The best way to accomplish this is to have the ERP connected to one database. In most cases, a number of software modules will be used in conjunction with this. Each module will provide various forms of data from different departments within the organization. It is possible for an organization to only use certain portions of an ERP unit. They can create an interface for systems that are stand-alone. As of this writing, it is quite rare for a company to use a total ERP system. Most of the institutions that use ERP are very large, and they have specific needs that standard systems cannot meet.
To solve these problems, the company will generally customize their systems heavily or use modules from various vendors. In the most ideal scenario, a manufacturing firm would be using the same vendor for all of their systems. In a situation like this, all of the data would be contained within one database. Some of the data would be workflow management, quality control, material costs, and the manufacturing process. Depending on the industry that a company is involved in, the information within the database may vary greatly. Because it emerged from the manufacturing industry, it is connected to this industry in a number of ways.

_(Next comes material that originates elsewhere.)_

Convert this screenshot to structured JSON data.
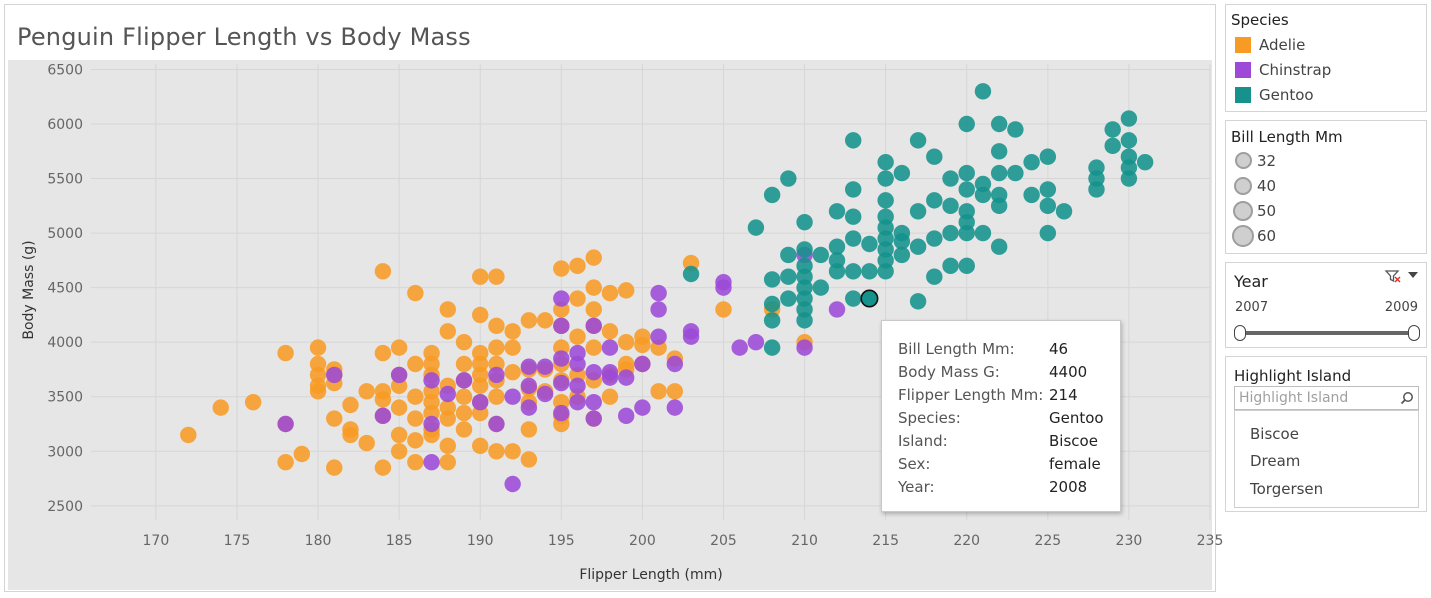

When it comes to manufacturing, ERP systems are responsible for providing distribution, logistics, inventory, and shipping. In addition to this, the system can be responsible for controlling a number different factors, and some of these are marketing, sales, or billing. A number of people make the mistake of confusing ERP with back office systems.
What sets ERP apart from this is that it deals with the company as a whole, and it combines a number of different functions. In addition to the manufacturing functions, it is also used for things such as strategic management or human resources.
The older ERP systems have evolved into structures that are much more component based. When the term ERP II is used, it is referring to the actual structure of components. The acronym EAS stands for Enterprise Application Suite, and it deals with "thin clients" such as web browsers. Overall, ERP has become an important tool in a day and age when properly structuring and processing information has become so important. The integration of an organization’s data can lead to a number of useful applications.